Just Enough

Have you ever had one of those days (weeks??) when you’re up against a wall? When it seems that everything’s going awry? When the simplest task—or what you thought would be the simplest task—throws you up against that wall? That brick wall. For me it often involves the inability to talk to the right person for what seems to be a simple answer. Or TECHNOLOGY.

It’s the latter that’s kept me paralyzed for the last four hours. Actually it started over a week ago when I was disconnected from the expert who seemed to be on the path to resolving my situation. I couldn’t follow through just then because of “mitigating circumstances”…the kind that blocks progress…so returned to the problem today. After scouring several leads for the solution, I finally found a site that promised resolution. AHA! Help is on the way. And…for the last hour a little blue ball continued its hamster-wheel circuitous route as a message on my computer announced: Your current position in line is 1.

Yes, I’d prayed for resolution. And patience. An end to frustration. And a Christ-like attitude. And patience. And one last “it’s-up-to-you-God” plea. Finally, in desperation I tried to see if I could connect through the “back way” (something I tried countless times earlier) and… The problem disappeared!

WHY??? Think of all the writing I could have done, the book I could have read, even the household tasks I (maybe) could have accomplished.

All the paragraphs above to describe a situation that, in light of unresolved social and world problems, illnesses, death, broken relationships, carries little to no weight. I don’t do well with unanswered questions, and I am forced to live in this world with a long list. And wait.

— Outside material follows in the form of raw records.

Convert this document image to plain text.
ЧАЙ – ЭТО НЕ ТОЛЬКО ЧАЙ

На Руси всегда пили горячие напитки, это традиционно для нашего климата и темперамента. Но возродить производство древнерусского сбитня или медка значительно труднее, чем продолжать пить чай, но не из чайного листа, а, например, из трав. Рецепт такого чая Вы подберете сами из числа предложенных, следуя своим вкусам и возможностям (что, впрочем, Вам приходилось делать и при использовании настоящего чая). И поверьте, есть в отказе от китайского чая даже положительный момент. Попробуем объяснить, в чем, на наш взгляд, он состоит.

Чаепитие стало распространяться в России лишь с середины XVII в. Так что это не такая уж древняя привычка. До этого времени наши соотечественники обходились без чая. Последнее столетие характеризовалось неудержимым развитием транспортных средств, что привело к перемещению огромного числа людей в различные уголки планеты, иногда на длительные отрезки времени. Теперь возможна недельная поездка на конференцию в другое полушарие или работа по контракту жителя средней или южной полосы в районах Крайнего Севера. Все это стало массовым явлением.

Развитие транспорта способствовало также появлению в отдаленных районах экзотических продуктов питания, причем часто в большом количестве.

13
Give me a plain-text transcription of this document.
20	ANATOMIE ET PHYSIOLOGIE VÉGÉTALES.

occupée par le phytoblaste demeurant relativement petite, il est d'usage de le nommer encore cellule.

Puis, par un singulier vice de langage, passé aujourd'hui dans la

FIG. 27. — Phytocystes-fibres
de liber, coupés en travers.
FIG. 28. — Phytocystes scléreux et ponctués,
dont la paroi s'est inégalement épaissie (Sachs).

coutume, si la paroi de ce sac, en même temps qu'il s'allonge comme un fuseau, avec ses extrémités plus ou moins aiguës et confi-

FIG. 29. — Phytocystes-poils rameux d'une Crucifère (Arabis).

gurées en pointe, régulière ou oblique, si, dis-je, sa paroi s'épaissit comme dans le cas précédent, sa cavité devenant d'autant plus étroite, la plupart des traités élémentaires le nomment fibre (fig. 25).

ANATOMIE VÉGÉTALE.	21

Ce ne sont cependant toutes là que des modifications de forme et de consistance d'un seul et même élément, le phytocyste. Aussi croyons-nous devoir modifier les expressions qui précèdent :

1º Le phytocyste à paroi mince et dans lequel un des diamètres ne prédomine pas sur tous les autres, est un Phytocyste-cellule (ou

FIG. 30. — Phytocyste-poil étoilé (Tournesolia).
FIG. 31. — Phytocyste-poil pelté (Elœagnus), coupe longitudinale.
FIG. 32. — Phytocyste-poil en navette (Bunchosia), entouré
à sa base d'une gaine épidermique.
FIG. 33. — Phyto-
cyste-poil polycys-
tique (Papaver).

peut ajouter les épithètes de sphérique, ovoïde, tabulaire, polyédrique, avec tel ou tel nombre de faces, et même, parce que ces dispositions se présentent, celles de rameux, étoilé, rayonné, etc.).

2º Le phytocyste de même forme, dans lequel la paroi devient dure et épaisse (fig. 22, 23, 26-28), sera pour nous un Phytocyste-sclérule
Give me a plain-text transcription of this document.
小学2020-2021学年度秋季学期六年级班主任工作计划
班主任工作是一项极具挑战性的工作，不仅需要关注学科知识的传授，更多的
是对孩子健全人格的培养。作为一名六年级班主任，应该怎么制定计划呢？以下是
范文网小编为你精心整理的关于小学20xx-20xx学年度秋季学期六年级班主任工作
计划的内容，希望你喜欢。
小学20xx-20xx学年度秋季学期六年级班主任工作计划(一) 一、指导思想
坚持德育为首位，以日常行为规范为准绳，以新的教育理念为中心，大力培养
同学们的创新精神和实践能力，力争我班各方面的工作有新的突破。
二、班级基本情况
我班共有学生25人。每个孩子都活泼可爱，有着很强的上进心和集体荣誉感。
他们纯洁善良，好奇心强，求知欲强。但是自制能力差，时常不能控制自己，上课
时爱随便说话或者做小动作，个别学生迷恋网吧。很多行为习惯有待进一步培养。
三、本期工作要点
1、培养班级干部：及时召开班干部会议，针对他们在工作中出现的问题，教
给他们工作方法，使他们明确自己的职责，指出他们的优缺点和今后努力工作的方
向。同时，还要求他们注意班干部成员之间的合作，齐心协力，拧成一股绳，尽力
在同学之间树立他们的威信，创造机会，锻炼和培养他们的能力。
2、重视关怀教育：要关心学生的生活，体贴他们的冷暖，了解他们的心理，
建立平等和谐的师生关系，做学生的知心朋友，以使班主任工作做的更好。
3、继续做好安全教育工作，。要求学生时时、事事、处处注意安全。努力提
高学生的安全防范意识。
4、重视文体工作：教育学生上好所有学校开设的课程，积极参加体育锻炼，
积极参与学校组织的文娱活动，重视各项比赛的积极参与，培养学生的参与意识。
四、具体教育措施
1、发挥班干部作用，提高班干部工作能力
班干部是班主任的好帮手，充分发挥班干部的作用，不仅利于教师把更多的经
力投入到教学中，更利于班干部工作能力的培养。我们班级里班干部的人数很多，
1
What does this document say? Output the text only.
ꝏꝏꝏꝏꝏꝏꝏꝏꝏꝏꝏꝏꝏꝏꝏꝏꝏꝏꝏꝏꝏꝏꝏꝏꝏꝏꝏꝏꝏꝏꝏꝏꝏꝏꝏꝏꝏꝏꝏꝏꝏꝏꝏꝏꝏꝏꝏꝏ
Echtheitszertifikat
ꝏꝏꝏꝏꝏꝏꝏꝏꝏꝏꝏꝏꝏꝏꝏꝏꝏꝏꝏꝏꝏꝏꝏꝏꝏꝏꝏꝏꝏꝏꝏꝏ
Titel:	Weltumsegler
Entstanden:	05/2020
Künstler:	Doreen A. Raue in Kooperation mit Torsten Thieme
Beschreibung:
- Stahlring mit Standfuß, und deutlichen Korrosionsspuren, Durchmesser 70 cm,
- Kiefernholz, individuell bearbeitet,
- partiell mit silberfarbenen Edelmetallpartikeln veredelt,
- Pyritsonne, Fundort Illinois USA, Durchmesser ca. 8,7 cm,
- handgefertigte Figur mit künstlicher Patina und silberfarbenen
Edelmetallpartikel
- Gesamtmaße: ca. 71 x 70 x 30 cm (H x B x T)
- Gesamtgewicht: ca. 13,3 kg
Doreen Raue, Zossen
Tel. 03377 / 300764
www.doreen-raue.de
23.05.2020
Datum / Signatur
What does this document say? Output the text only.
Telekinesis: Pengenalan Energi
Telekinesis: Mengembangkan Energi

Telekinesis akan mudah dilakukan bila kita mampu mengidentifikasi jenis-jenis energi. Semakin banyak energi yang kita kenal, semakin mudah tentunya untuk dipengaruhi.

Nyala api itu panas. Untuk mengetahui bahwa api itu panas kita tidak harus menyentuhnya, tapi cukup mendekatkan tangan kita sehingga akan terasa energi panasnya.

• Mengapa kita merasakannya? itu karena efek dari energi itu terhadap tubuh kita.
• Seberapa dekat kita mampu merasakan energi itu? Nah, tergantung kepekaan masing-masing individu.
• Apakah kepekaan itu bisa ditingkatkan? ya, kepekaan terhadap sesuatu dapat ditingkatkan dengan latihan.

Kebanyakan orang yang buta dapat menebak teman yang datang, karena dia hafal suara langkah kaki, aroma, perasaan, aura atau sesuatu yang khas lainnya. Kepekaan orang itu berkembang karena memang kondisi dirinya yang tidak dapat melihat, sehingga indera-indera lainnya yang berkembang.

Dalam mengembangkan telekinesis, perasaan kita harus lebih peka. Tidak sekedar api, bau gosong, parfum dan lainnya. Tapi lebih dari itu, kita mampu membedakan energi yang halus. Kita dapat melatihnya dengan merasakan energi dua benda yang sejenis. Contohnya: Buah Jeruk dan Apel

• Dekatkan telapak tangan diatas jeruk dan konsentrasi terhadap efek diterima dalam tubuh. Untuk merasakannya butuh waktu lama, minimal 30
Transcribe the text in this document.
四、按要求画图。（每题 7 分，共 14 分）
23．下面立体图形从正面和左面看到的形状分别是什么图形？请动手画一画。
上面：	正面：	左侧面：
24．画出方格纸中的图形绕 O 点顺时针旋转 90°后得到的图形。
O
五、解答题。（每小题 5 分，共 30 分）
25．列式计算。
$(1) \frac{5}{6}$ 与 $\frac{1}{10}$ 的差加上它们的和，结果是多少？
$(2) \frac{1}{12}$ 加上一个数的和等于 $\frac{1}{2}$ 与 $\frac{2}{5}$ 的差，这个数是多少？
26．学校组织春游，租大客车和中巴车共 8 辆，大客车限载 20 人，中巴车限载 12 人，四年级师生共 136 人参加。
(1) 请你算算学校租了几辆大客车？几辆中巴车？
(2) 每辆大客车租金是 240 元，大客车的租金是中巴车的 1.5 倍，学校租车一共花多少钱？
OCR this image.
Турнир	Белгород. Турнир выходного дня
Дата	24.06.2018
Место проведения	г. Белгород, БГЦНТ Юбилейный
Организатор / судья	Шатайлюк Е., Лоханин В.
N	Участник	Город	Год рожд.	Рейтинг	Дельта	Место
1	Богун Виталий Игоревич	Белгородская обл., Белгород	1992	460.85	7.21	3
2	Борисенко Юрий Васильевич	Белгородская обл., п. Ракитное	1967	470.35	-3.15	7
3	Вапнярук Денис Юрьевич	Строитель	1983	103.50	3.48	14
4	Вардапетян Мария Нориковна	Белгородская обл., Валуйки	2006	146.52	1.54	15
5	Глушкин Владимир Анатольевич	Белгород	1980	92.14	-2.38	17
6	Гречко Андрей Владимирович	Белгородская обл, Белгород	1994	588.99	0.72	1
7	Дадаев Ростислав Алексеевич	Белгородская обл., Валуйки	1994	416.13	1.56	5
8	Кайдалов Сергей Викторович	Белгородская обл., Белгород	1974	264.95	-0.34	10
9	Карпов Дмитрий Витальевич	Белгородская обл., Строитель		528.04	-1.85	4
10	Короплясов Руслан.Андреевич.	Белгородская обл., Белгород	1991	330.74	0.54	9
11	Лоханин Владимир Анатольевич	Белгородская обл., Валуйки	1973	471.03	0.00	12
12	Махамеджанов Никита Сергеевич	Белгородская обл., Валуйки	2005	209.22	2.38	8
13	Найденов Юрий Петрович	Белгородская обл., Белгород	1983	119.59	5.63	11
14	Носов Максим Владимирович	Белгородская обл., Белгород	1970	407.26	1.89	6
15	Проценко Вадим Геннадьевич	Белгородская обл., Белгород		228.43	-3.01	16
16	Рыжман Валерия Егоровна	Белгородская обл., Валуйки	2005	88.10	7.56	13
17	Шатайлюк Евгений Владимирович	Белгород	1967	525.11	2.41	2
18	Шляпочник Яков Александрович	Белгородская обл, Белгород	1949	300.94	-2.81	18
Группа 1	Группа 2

This past week I’ve been living—waiting—in the Land of Remembering. I remember Bob’s 86th birthday one year ago. I remember that only a few days later his unexpected—though not unanticipated—death rocked my world. I don’t have answers to computer issues, and on the cosmic scale, I don’t have answers to people gun downed in shopping centers and parks and schools. Or bloody war in Ukraine. Or disease. Or…

I have absolutely no answer to my frustrations today. Or why death, disease, dying surround the—my—world. My feeble choice is to live with weak, but growing, faith. To keep walking with my hand in the hand of the One who promises to never leave me. And that’s just enough.